We're experiencing a large number of crashes during glLinkProgram on Adreno 505 and 506 devices. The most common device is the Moto G6 running Android 9, driver version V@331.
The shader which is being linked when the crash occurs doesn't appear to matter.
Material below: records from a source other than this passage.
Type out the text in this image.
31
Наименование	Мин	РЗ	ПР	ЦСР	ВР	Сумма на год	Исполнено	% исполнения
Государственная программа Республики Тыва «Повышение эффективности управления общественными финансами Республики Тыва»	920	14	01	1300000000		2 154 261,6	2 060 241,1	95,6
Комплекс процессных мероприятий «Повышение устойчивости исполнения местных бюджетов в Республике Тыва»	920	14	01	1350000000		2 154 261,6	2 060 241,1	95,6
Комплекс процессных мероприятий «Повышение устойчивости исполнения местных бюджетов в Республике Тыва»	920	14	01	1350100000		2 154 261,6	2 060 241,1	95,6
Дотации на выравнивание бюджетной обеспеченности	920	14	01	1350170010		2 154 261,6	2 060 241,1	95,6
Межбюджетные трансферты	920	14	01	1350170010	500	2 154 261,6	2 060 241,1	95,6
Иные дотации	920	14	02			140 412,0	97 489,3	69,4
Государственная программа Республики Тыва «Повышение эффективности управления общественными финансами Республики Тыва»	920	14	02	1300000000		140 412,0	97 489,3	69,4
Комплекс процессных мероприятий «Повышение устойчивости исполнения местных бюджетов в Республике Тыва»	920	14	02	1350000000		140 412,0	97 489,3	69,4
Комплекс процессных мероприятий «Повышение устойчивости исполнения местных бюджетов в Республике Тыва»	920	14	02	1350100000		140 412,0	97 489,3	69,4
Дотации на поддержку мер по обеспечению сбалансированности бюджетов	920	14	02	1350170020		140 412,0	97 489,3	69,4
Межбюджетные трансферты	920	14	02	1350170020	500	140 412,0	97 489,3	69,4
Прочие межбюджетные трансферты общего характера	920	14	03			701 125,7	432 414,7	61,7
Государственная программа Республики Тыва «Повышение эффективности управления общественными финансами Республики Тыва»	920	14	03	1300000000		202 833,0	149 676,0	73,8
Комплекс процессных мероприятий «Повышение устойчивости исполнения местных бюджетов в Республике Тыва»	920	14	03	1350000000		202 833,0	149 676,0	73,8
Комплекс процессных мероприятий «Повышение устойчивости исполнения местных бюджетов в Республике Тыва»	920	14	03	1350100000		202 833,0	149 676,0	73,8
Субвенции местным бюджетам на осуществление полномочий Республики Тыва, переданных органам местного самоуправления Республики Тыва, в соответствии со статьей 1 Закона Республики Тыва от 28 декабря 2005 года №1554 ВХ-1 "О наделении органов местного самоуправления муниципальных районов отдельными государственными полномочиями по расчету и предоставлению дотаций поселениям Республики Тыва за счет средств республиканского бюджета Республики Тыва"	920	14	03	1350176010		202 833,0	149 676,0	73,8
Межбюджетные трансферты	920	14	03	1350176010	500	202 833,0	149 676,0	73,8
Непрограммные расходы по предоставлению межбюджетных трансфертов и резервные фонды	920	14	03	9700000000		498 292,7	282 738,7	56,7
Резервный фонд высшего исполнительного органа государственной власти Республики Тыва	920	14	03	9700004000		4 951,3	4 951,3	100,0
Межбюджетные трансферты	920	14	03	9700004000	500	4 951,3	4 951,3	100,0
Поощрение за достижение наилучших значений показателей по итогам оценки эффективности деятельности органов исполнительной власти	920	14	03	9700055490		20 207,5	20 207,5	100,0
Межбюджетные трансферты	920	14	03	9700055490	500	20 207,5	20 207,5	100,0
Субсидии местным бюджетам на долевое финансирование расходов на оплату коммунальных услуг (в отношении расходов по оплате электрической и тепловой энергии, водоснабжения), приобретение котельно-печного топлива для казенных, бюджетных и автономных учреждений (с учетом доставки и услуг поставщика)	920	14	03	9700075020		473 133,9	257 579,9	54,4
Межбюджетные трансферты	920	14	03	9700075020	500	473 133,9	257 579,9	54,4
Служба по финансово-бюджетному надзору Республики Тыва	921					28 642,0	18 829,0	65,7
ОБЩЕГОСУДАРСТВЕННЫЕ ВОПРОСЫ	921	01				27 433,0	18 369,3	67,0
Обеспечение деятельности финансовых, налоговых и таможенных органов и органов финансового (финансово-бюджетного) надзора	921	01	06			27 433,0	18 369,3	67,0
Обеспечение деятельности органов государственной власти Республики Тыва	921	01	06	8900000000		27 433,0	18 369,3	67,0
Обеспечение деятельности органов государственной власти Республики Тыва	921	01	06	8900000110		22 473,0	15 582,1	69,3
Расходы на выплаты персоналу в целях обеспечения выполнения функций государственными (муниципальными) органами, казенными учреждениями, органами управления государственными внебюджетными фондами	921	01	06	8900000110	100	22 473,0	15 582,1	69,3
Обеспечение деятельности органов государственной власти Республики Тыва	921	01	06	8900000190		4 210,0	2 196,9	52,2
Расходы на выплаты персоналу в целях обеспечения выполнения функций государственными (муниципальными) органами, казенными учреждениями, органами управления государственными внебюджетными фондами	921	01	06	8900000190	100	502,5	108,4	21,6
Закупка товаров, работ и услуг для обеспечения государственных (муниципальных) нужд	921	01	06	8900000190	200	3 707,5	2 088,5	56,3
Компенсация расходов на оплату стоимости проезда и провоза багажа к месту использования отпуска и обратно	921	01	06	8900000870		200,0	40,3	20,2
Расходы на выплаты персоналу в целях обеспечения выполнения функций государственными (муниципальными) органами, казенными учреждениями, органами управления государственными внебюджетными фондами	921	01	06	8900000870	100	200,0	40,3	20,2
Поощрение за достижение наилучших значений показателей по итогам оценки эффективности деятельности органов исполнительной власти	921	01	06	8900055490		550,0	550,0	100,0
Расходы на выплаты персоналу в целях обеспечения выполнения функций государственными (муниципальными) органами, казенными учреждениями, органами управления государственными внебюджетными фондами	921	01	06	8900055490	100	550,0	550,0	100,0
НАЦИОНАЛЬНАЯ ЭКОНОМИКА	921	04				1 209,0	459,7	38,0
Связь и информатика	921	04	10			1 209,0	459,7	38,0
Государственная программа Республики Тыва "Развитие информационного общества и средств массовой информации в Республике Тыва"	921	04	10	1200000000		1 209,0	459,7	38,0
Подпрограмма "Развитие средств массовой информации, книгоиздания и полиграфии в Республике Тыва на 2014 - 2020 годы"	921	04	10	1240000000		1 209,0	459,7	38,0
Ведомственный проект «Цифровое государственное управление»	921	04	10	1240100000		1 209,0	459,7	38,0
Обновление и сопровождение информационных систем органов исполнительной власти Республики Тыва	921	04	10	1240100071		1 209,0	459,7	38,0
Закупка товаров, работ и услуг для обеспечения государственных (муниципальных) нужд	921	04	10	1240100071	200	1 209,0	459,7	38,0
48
But I believe there is a race between shaders being compiled in our application's GL thread, and in the Android UI's renderer thread (ie to render our application's UI, not the system UI)
Sometimes we get this backtrace from our GL thread:
Build fingerprint: 'motorola/ali_n/ali_n:9/PPS29.118-15-11/a37fd:user/release-keys'
Revision: 'PVT2'
ABI: 'arm'
pid: 6220, tid: 6324, name: Renderer >>> org.mozilla.fenix.debug <<<
signal 11 (SIGSEGV), code 1 (SEGV_MAPERR), fault addr 0x54
Cause: null pointer dereference
r0 78bf6889 r1 00000000 r2 00000000 r3 40000000
r4 00000000 r5 6be6e900 r6 00000000 r7 6af14000
r8 6af14054 r9 6af1403c r10 00000000 r11 0000000f
ip 80000000 sp 78bf6858 lr 98d54601 pc 98d54610
backtrace:
#00 pc 00732610 /vendor/lib/libllvm-glnext.so (ESXLinker::bcConstruct()+752)
#01 pc 00734e19 /vendor/lib/libllvm-glnext.so (SOLinker::linkShaders(QGLC_LINKPROGRAM_DATA*, QGLC_LINKPROGRAM_RESULT*)+88)
#02 pc 0072dafb /vendor/lib/libllvm-glnext.so (CompilerContext::LinkProgram(unsigned int, QGLC_SRCSHADER_IRSHADER**, QGLC_LINKPROGRAM_DATA*, QGLC_LINKPROGRAM_RESULT*)+322)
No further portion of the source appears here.